Del resto, il film è sorprendente, per la modernità con cui affronta certi passaggi: anche quello tenero in cui il padre cerca di trovare le parole adatte per far capire alla sua Dunja cosa l’attende alla prima notte di nozze, ignorando che la dolce fanciulla si era trasformata nel frattempo in una “ragazza di vita”. La parte più bella e toccante dell’intero racconto è basata proprio sullo spietato inganno perpetrato da Dunja ai danni del padre: questi, appreso fortuitamente dal suo stalliere che sua figlia si prostituisce anziché essere finita in sposa a Minskij, si precipita a San Pietroburgo, facendo il diavolo a quattro. La prestazione di Heinrich George è stratosferica, sia per la foga che per la patetica ingenuità che dimostrerà, soprattutto in questa fase. Dunja, nel frattempo, si era, per così dire, redenta, fidanzandosi con il cadetto Mitja, colui che vediamo, ormai divenuto ufficiale, nella cornice narrativa esterna ai flashback, raccontare gli avvenimenti. Accortamente, tornando agli avvenimenti narrati nel flashback, la ragazza, in modo un po’ opportunistico, aveva evitato accuratamente di informare il giovane aspirante ufficiale della sua precedente attività. Ora, però, si trovava nei guai perché non poteva certo mettersi a spiegare una situazione così ingarbugliata al padre, uomo semplice e diretto. 

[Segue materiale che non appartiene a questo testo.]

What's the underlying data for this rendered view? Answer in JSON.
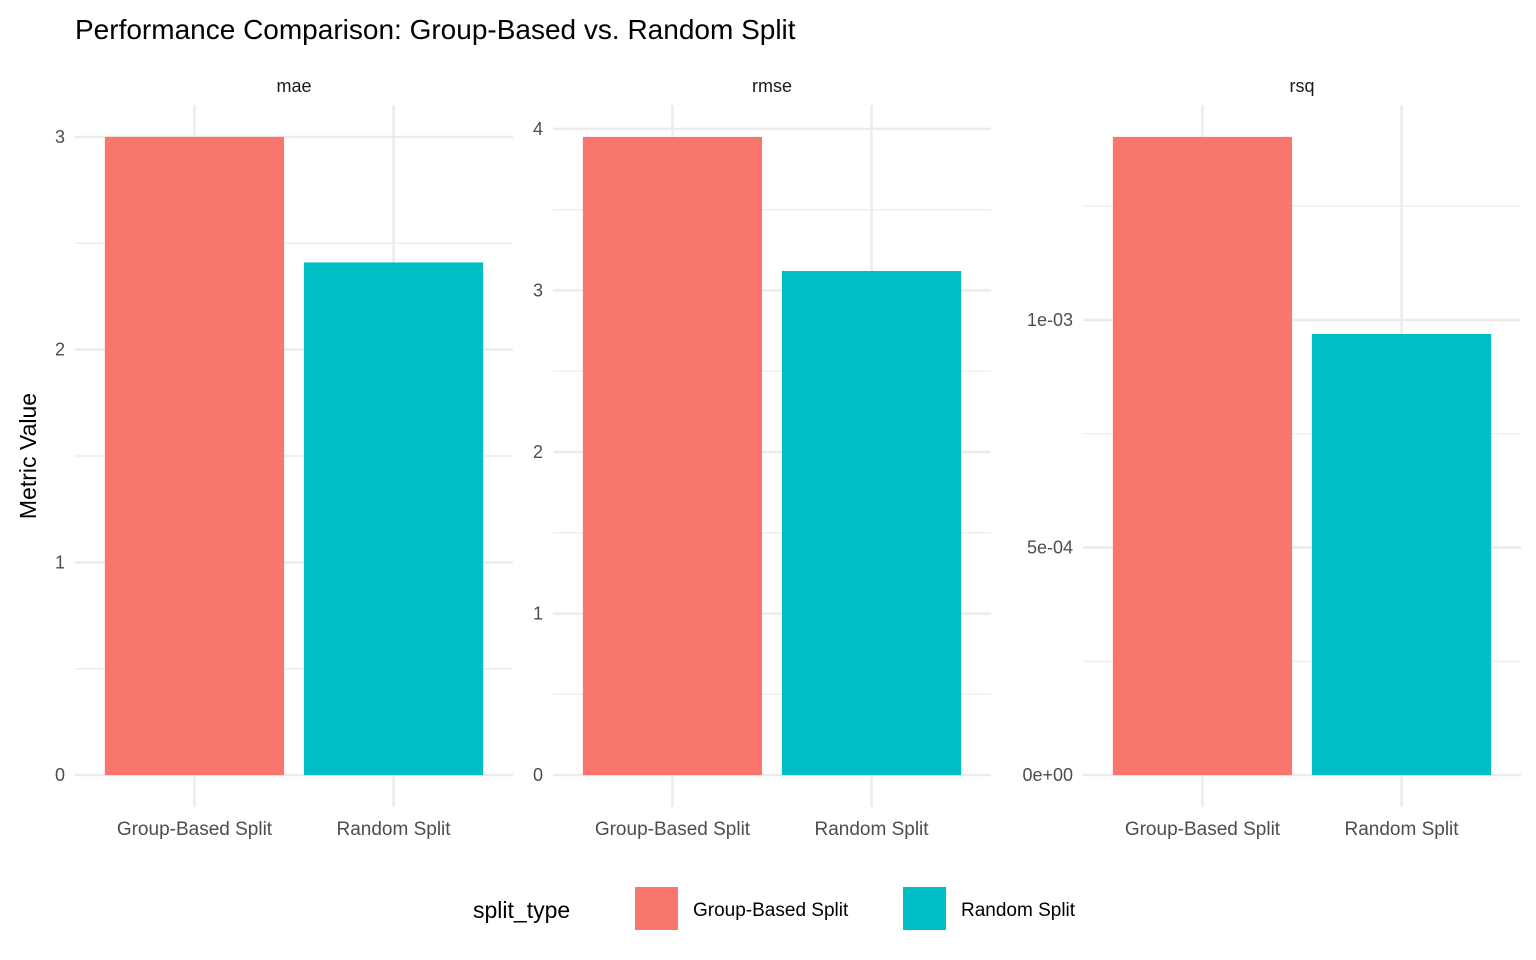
{
  "chart_data": {
    "type": "bar",
    "title": "Performance Comparison: Group-Based vs. Random Split",
    "ylabel": "Metric Value",
    "xlabel": "",
    "grid": true,
    "legend": {
      "title": "split_type",
      "position": "bottom",
      "entries": [
        "Group-Based Split",
        "Random Split"
      ]
    },
    "colors": {
      "Group-Based Split": "#F8766D",
      "Random Split": "#00BFC4"
    },
    "categories": [
      "Group-Based Split",
      "Random Split"
    ],
    "panels": [
      {
        "name": "mae",
        "values": [
          3.0,
          2.41
        ],
        "ylim": [
          0,
          3.0
        ],
        "ticks": [
          0,
          1,
          2,
          3
        ],
        "tick_labels": [
          "0",
          "1",
          "2",
          "3"
        ]
      },
      {
        "name": "rmse",
        "values": [
          3.95,
          3.12
        ],
        "ylim": [
          0,
          3.95
        ],
        "ticks": [
          0,
          1,
          2,
          3,
          4
        ],
        "tick_labels": [
          "0",
          "1",
          "2",
          "3",
          "4"
        ]
      },
      {
        "name": "rsq",
        "values": [
          0.001402,
          0.000969
        ],
        "ylim": [
          0,
          0.001402
        ],
        "ticks": [
          0,
          0.0005,
          0.001
        ],
        "tick_labels": [
          "0e+00",
          "5e-04",
          "1e-03"
        ]
      }
    ]
  }
}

Per evitarsi noie e, anche, si può crederle, dispiaceri al genitore, tornava quindi da Minskji, che ne era ancora innamorato follemente, chiedendo di organizzare un finto matrimonio per tranquillizzare il vecchio padre. Alla pseudo-festa di nozze sono quindi invitati molti ufficiali, tra i quali, pare, numerosi erano stati vittime della giovane mantide della steppa e, in luogo di dame e principesse, vengono coinvolte altre ragazze di virtù assai discutibile. Tra queste, la più esuberante è Masha a cui Margit Symo, in precedenza, nel lungometraggio, aveva regalato una folgorante performance in topless, davvero spiazzante considerato l’epoca. Il povero postiglione è preso, quindi, in mezzo da tutte queste allegre persone, pienamente consapevoli del fatto che la figlia gli stia tirando un tiro mancino, mentre lui, ingenuamente, è al settimo cielo: la sua Dunja sposata ad un ufficiale ussaro! L’imprevisto arrivo di Mitja alla festa fa precipitare le cose, sebbene il vecchio postiglione venga liquidato senza che riesca a comprendere bene cosa possa essere successo. Messo sul treno che lo riporti a casa, nella steppa, per Dunja è il momento della verità: con Mitja è finita, con Minskij, in fondo, non è mai iniziata. In mezzo a questi tormenti amorosi, il senso di colpa la divora: la bugia al padre, l’umiliazione inflittagli di fronte a tutta quella gente, gente di scarso valore come Masha, una volgare prostituta. Ma, più di tutto, la sua vita dissoluta. Dunja è però un’eroina tragica, seppure con le sue debolezze e il suo opportunismo, non un personaggetto di scarso valore. Oltretutto, Hilde Krahl ne tratteggia sullo schermo una figura indimenticabile. La soluzione per uscire dalla situazione in cui si è cacciata, è degna di un ufficiale di alto grado, nonché titolo di un altro racconto di Puškin: un colpo di pistola. Decisamente un personaggio moderno.